Of course, in any discussion of imaging, we need to discuss one of the thousand-pound gorillas, the threat of a lawsuit. Elevated threats of lawsuits lead clinicians to order more studies just to prevent the possibility of “missing” a clinical finding. However, this issue ignores the other complications of imaging- false positives, increased radiation doses, and occasional misdiagnoses. I am a firm believer that the answer often lies in the patient’s history. But, histories are also not perfect. And, how can a clinician transfer the blame from himself? Order a study and make it the radiologist’s problem!

Quantitative ER Parameters (Time To Disposition)

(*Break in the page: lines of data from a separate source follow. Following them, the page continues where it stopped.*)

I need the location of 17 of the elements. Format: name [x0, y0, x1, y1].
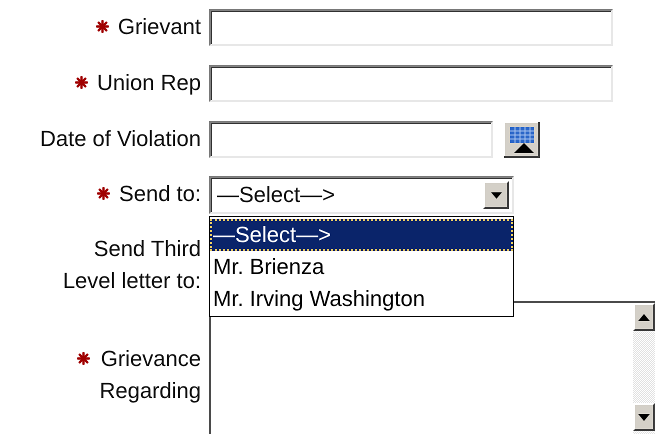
- field-label: Grievance Regarding: [99, 345, 201, 405]
- field-label: Grievant: [118, 13, 201, 41]
- dropdown-option[interactable]: Mr. Irving Washington: [210, 283, 513, 315]
- calendar-icon[interactable]: [504, 122, 540, 158]
- send-to-dropdown[interactable]: —Select—>: [209, 176, 514, 214]
- input-field[interactable]: [209, 9, 613, 46]
- field-label: Union Rep: [97, 69, 201, 97]
- dropdown-option[interactable]: —Select—>: [210, 219, 513, 251]
- field-label: Date of Violation: [40, 125, 201, 153]
- input-field[interactable]: [209, 65, 613, 102]
- date-field[interactable]: [209, 121, 493, 158]
- field-label: Send to:: [119, 180, 201, 208]
- dropdown-option[interactable]: Mr. Brienza: [210, 251, 513, 283]
- field-label: Send Third Level letter to:: [62, 235, 201, 295]
- scrollbar[interactable]: [633, 303, 655, 434]
- scroll-up-icon[interactable]: [633, 303, 655, 331]
- scroll-down-icon[interactable]: [633, 403, 655, 431]
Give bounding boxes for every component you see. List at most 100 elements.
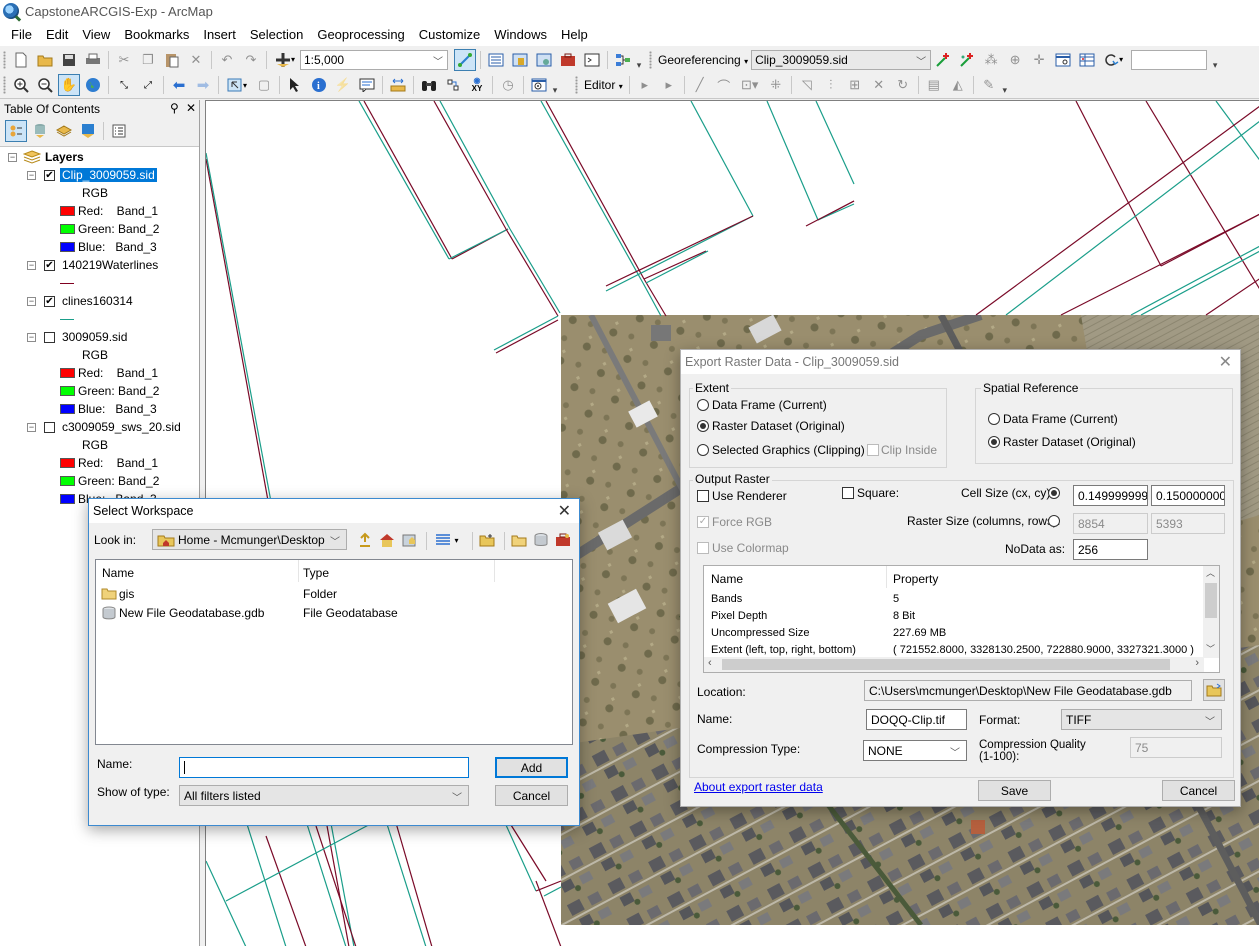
look-in-combo[interactable]: Home - Mcmunger\Desktop ﹀	[152, 529, 347, 550]
georeferencing-menu[interactable]: Georeferencing ▾	[655, 53, 751, 67]
layer-name[interactable]: 140219Waterlines	[62, 258, 158, 272]
find-route-icon[interactable]	[442, 74, 464, 96]
extent-raster-dataset-radio[interactable]	[697, 420, 709, 432]
find-binoculars-icon[interactable]	[418, 74, 440, 96]
menu-help[interactable]: Help	[554, 27, 595, 42]
sr-raster-dataset-label[interactable]: Raster Dataset (Original)	[1003, 435, 1136, 449]
georeferencing-value-input[interactable]	[1131, 49, 1208, 70]
cancel-button[interactable]: Cancel	[1162, 780, 1235, 801]
scroll-right-icon[interactable]: ›	[1195, 657, 1199, 669]
edit-tool-icon[interactable]: ▸	[634, 74, 656, 96]
attributes-icon[interactable]: ▤	[923, 74, 945, 96]
table-of-contents-window-icon[interactable]	[485, 49, 507, 71]
collapse-icon[interactable]: −	[27, 170, 36, 180]
close-icon[interactable]: ✕	[558, 501, 571, 521]
cut-polygons-icon[interactable]: ⊞	[844, 74, 866, 96]
layer-visibility-checkbox[interactable]: ✔	[44, 259, 55, 271]
close-icon[interactable]: ✕	[1219, 352, 1232, 372]
column-header-property[interactable]: Property	[893, 570, 938, 587]
raster-columns-input[interactable]: 8854	[1073, 513, 1148, 534]
toc-layer-waterlines[interactable]: − ✔ 140219Waterlines	[27, 256, 158, 274]
menu-insert[interactable]: Insert	[196, 27, 243, 42]
reshape-icon[interactable]: ⫶	[820, 74, 842, 96]
editor-toolbar-icon[interactable]	[454, 48, 476, 71]
extent-raster-dataset-label[interactable]: Raster Dataset (Original)	[712, 419, 845, 433]
select-elements-arrow-icon[interactable]	[284, 74, 306, 96]
home-icon[interactable]	[376, 529, 398, 551]
workspace-name-input[interactable]	[179, 757, 469, 778]
point-icon[interactable]: ⁜	[765, 74, 787, 96]
cell-size-radio[interactable]	[1048, 487, 1060, 499]
toolbar-overflow-icon[interactable]: ▾	[1211, 49, 1219, 71]
python-window-icon[interactable]	[581, 49, 603, 71]
go-to-xy-icon[interactable]: ◉ XY	[466, 74, 488, 96]
fixed-zoom-in-icon[interactable]: ⤡	[113, 74, 135, 96]
select-link-icon[interactable]: ⁂	[980, 49, 1002, 71]
sr-data-frame-radio[interactable]	[988, 413, 1000, 425]
cell-size-cy-input[interactable]: 0.1500000000	[1151, 485, 1225, 506]
paste-icon[interactable]	[161, 49, 183, 71]
show-of-type-combo[interactable]: All filters listed ﹀	[179, 785, 469, 806]
workspace-file-list[interactable]: Name Type gis Folder New File Geodatabas…	[95, 559, 573, 745]
compression-quality-input[interactable]: 75	[1130, 737, 1222, 758]
menu-selection[interactable]: Selection	[243, 27, 310, 42]
zoom-in-icon[interactable]	[10, 74, 32, 96]
close-icon[interactable]: ✕	[186, 101, 196, 115]
catalog-window-icon[interactable]	[509, 49, 531, 71]
rotate-edit-icon[interactable]: ↻	[892, 74, 914, 96]
layer-name[interactable]: c3009059_sws_20.sid	[62, 420, 181, 434]
endpoint-arc-icon[interactable]: ⌒	[713, 74, 735, 96]
file-list-item[interactable]: New File Geodatabase.gdb	[101, 604, 264, 621]
scroll-up-icon[interactable]: ︿	[1206, 566, 1215, 579]
toolbar-grip[interactable]	[3, 50, 6, 69]
modelbuilder-icon[interactable]	[612, 49, 634, 71]
save-icon[interactable]	[58, 49, 80, 71]
cancel-button[interactable]: Cancel	[495, 785, 568, 806]
collapse-icon[interactable]: −	[8, 152, 17, 162]
collapse-icon[interactable]: −	[27, 332, 36, 342]
column-header-name[interactable]: Name	[711, 570, 743, 587]
clear-selection-icon[interactable]: ▢	[253, 74, 275, 96]
toolbar-overflow-icon[interactable]: ▾	[551, 74, 559, 96]
georeferencing-layer-combo[interactable]: Clip_3009059.sid ﹀	[751, 49, 932, 70]
open-folder-icon[interactable]	[34, 49, 56, 71]
sr-raster-dataset-radio[interactable]	[988, 436, 1000, 448]
toolbar-grip[interactable]	[649, 50, 652, 69]
time-slider-icon[interactable]: ◷	[497, 74, 519, 96]
fixed-zoom-out-icon[interactable]: ⤢	[137, 74, 159, 96]
use-renderer-checkbox[interactable]	[697, 490, 709, 502]
layer-name[interactable]: clines160314	[62, 294, 133, 308]
menu-view[interactable]: View	[75, 27, 117, 42]
save-button[interactable]: Save	[978, 780, 1051, 801]
scroll-down-icon[interactable]: ﹀	[1206, 642, 1215, 655]
toc-layer-clip-3009059[interactable]: − ✔ Clip_3009059.sid	[27, 166, 157, 184]
horizontal-scrollbar[interactable]: ‹ ›	[704, 657, 1204, 672]
list-by-visibility-icon[interactable]	[53, 120, 75, 142]
pan-hand-icon[interactable]: ✋	[58, 74, 80, 96]
straight-segment-icon[interactable]: ╱	[689, 74, 711, 96]
delete-link-icon[interactable]: ✛	[1028, 49, 1050, 71]
layer-visibility-checkbox[interactable]	[44, 331, 55, 343]
menu-file[interactable]: File	[4, 27, 39, 42]
toolbar-grip[interactable]	[3, 76, 6, 94]
raster-size-radio[interactable]	[1048, 515, 1060, 527]
view-list-icon[interactable]: ▾	[430, 529, 464, 551]
column-header-name[interactable]: Name	[102, 564, 134, 581]
tree-root-layers[interactable]: − Layers	[8, 148, 84, 166]
layer-visibility-checkbox[interactable]	[44, 421, 55, 433]
go-forward-extent-icon[interactable]: ➡	[192, 74, 214, 96]
collapse-icon[interactable]: −	[27, 260, 36, 270]
toc-layer-c3009059-sws-20[interactable]: − c3009059_sws_20.sid	[27, 418, 181, 436]
sr-data-frame-label[interactable]: Data Frame (Current)	[1003, 412, 1118, 426]
add-button[interactable]: Add	[495, 757, 568, 778]
format-combo[interactable]: TIFF ﹀	[1061, 709, 1222, 730]
extent-selected-graphics-radio[interactable]	[697, 444, 709, 456]
nodata-input[interactable]: 256	[1073, 539, 1148, 560]
arctoolbox-icon[interactable]	[557, 49, 579, 71]
extent-data-frame-radio[interactable]	[697, 399, 709, 411]
full-extent-globe-icon[interactable]	[82, 74, 104, 96]
go-back-extent-icon[interactable]: ⬅	[168, 74, 190, 96]
add-data-icon[interactable]: ▾	[271, 49, 299, 71]
vertical-scrollbar[interactable]: ︿ ﹀	[1203, 566, 1219, 658]
new-document-icon[interactable]	[10, 49, 32, 71]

Often, in a busy ED, it takes less time to order a procedure before a patient needs it rather than to have to order a study when she needs it. And, what is the metric that many Emergency Departments use to measure quality? Well, that would be time to disposition! So, what happens? Patients get additional unneeded studies that rack up increased radiation over time in order to minimize ED time. Statistics like this one emphasize time over quality. And, who suffers? The patient, of course!

How To Solve Image Wildly

Unfortunately, I do not have one straightforward answer to solve every problem that leads up to the Image Wildly phenomena. Instead, we need to tackle each reason for the problem individually. Indeed, if you address the legal issues with tort reform that will not correct the reliance of quantitive parameters that many EDs utilize. And, if you prevent the ordering of unnecessary new studies with clinical information systems, you would still have to solve the problem of having mid levels creating formulaic diagnoses of patients so that the hospital can move them through the system more rapidly.

Slowly and deliberately, we need to take a hard look at each of the issues that can cause the problem indiscriminate imaging. Only then, can we significantly reduce radiation dosage of patients and end the problem of Image Wildly!